At other times we look at our lives today, decide what we believe about whatever issue, and then look for scripture verses to support our current practices. We don't like to admit doing this, but we all fall into this trap at least occasionally.

We see two directions here.  On the one hand we let scripture inform and direct our experience.  On the other hand we let our experience determine scripture verses/passages we search for.

I said above that we are "selectively" directionally challenged because we often choose which direction we desire to move. As much as we don't like it to be made public, the reality is that we often let the bible inform beliefs and practices of ours that already happen to line up with the bible. However, when we have certain practices, traditions, behaviors, etc. that cannot be defended well from the bible, we often search for verses, pull them out of context, and use them as "support" for what we want to do.

Let's be honest. We all do this to some degree. As it relates to the church, we all (I think) like to believe that the bible informs how we think of the church, live as the church, and serve as the church. However, if we honestly looked at our church practices, whether individual or group, we would see that some flow from scripture whereas others come from our preferences/traditions.

How should we handle this conundrum? As much as possible, let's discard our habit of being selectively directionally challenged. Instead, may we try to start with scripture and move from there toward our experiences. When we do this, Jesus Christ speaks to us as Head of his church to inform all we do.

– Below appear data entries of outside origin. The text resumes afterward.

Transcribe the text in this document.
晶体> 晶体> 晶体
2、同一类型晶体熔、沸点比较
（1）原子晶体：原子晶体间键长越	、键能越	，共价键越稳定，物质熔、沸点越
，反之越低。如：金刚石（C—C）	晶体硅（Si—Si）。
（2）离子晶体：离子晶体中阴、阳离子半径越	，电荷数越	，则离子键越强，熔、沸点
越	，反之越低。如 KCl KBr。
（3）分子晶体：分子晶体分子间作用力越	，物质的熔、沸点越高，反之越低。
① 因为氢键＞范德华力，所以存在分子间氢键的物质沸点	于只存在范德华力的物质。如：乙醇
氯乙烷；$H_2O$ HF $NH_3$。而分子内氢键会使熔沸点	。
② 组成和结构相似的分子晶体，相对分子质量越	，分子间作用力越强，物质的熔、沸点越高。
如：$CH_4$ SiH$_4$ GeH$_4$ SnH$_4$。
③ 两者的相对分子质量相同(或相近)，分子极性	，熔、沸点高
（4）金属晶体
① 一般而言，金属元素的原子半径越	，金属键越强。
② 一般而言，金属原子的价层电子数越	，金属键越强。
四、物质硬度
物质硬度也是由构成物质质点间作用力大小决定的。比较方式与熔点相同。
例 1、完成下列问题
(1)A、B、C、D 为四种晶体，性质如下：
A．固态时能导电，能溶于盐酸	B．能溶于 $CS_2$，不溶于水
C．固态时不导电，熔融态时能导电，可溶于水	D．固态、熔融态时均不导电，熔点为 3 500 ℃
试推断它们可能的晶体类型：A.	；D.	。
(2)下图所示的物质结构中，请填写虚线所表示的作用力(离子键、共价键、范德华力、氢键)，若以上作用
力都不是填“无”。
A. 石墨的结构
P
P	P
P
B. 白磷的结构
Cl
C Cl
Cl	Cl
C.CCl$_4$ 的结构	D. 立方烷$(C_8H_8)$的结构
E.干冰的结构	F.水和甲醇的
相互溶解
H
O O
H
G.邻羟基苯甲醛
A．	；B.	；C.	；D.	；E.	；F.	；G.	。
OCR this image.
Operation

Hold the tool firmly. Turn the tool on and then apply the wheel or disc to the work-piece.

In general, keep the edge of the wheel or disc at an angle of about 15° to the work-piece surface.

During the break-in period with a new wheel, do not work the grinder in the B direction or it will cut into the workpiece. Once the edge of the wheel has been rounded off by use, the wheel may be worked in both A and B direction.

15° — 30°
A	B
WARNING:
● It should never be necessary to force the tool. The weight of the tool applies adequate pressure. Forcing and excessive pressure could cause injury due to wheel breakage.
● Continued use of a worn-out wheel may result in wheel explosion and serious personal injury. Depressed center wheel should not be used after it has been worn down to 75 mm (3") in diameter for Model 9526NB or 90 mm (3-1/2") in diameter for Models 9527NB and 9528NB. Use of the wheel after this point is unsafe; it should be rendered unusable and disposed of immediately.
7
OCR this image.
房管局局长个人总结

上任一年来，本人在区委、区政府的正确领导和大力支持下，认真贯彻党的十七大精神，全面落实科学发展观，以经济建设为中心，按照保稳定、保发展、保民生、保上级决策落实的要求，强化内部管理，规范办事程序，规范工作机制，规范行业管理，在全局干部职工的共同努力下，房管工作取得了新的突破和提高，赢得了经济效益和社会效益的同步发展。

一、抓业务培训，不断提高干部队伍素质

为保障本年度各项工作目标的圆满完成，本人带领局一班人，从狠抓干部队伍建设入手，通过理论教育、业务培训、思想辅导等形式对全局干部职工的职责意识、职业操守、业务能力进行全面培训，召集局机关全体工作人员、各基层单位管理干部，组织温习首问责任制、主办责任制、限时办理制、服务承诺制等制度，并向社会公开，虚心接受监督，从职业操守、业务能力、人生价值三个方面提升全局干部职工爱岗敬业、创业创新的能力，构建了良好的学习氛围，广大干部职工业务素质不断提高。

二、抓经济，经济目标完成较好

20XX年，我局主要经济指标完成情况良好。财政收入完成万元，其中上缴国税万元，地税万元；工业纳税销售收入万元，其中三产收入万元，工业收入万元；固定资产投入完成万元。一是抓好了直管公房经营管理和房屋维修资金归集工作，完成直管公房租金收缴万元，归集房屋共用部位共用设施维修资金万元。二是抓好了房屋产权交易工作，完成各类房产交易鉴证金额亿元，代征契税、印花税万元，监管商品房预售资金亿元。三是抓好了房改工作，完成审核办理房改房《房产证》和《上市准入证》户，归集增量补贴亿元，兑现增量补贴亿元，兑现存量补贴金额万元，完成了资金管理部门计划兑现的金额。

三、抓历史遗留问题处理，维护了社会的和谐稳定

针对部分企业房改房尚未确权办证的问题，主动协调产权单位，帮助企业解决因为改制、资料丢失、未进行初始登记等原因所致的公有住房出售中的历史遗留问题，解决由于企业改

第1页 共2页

This is only something that the Holy Spirit can accomplish. Additionally, Christian friends often see blind spots in out lives that we have no idea exist. Let's encourage and exhort one another to move in one direction.

2 comments:

John Mureiko said...

Thank you for the encouragement brother. The Lord is so merciful and gracious to us despite these obvious shortcomings! Oh, how I hope and pray that I will in some measure be delivered from the sin of defending what I want see rather than what God intends to reveal.

Eric said...

John,

Thanks for commenting. We all have a long way to grow. I'm sure that I still try to find ways to justify traditions that I like. I'm sure I'm blind to these. My prayer is that God will gradually open our eyes.